The destination cluster must be managed by the Cloudera Manager Server where the replication is being set up, and the source cluster can be managed by that same server or by a peer Cloudera Manager Server.

Limitations and guidelines to consider for Hive external table replication policies

You must consider the following limitations and guidelines before you replicate Hive external tables using Hive external table replication policies.

The following list provides the limitations and guidelines to consider for Hive external table replication policies:

Hive replication policy considerations
Before you create Hive external table replication polices, you must know how to specify the hosts to improve performance; understand how DDL commands affect Hive tables during replication; how to disable parameter replication in Cloudera Manager; and which properties to configure for Hive replication in dynamic environments. For more information, see Hive external table replication policy considerations.
Replicate to and from S3 or ADLS
Replication Manager replicates Hive/Impala data to and from S3 or ADLS, however you cannot replicate data from one S3 or ADLS instance to another using Replication Manager.
To replicate Hive/Impala data to and from S3 or ADLS, you must have the appropriate credentials to access the S3 or ADLS account. Additionally, you must create buckets in S3 or Data Lake store in ADLS. Replication Manager backs up file metadata, including extended attributes and ACLs when you replicate data to cloud storage.
Replication Manager supports the following replication scenarios:
  • Replicate to and from Amazon S3 from CDH 5.14+ and Cloudera Manager version 5.13+.
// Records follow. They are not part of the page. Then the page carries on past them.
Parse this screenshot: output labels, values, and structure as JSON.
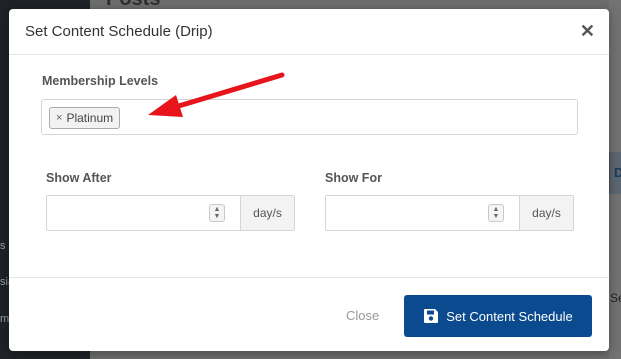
{
  "background": {
    "page_title": "Posts",
    "sidebar_fragments": [
      "s",
      "sia",
      "m"
    ],
    "right_tab_fragment": "D",
    "right_text_fragment": "Se"
  },
  "modal": {
    "title": "Set Content Schedule (Drip)",
    "close_icon": "close-icon",
    "membership": {
      "label": "Membership Levels",
      "tags": [
        {
          "remove_symbol": "×",
          "label": "Platinum"
        }
      ]
    },
    "show_after": {
      "label": "Show After",
      "value": "",
      "unit": "day/s"
    },
    "show_for": {
      "label": "Show For",
      "value": "",
      "unit": "day/s"
    },
    "footer": {
      "close_label": "Close",
      "submit_label": "Set Content Schedule",
      "submit_icon": "floppy-disk-icon"
    }
  },
  "annotation": {
    "arrow_color": "#e8141b",
    "accent": "#0c4a8f"
  }
}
    Replication Manager does not support S3 as a source or destination when S3 is configured to use SSE-KMS.

  • Replicate to and from Microsoft ADLS Gen1 from CDH 5.13+ and Cloudera Manager 5.15, 5.16, 6.1+.
  • Replicate to Microsoft ADLS Gen2 (ABFS) from CDH 5.13+ and Cloudera Manager 6.1+.
Replicate from CDH clusters
  • Because of the warehouse directory changes between CDH clusters and CDP Private Cloud Base, Hive external table replication policies do not copy the table data from the database and tables specified in the source cluster. But the replication job completes successfully without any disruptions.
  • Hive3 has a different default table type and warehouse directory structure, therefore the following changes apply while replicating Hive data from CDH5 or CDH6 versions to CDP Private Cloud Base:
    • When you replicate from a CDH cluster to a CDP Private Cloud Base cluster, all tables become External tables during Hive external table replication. This is because the default table type is ACID in Hive3, which is the only managed table type. As of this release, Replication Manager does not support Hive2 -> Hive3 replication into ACID tables and all the tables will necessarily be replicated as External tables.
    • Replicated tables are created under the external Hive warehouse directory set by hive.metastore.warehouse.external.dir Hive configuration parameter. You have to make sure that this has a different value than hive.metastore.warehouse.dir Hive configuration parameter, that is the location of Managed tables.
    • If you want to replicate the same database from Hive2 to Hive3 (that has different paths by design), you must use the Force Overwrite option per policy to avoid any mismatch issues.
  • Hive external table replication policies do not support managed to managed table replication. When you replicate from a CDH cluster to a CDP Private Cloud Base cluster, Replication Manager converts managed tables to external tables. Therefore, to replicate managed tables (ACID) and external tables in a database successfully, you must perform the following steps in the order shown below:
    1. Create Hive ACID table replication policy for the database to replicate the managed data.
    2. After the replication completes, create the Hive external table replication policy to replicate the external tables in the database.
Migrate Sentry to Ranger
You require source Cloudera Manager version 6.3.1 and higher and target Cloudera Manager version 7.1.1 and higher.
Replicate Atlas metadata
Atlas metadata for the chosen Hive external tables can be replicated using Hive external table replication policies from CDP Private Cloud Base 7.1.9 SP1 or higher using Cloudera Manager 7.11.3 CHF7 or higher.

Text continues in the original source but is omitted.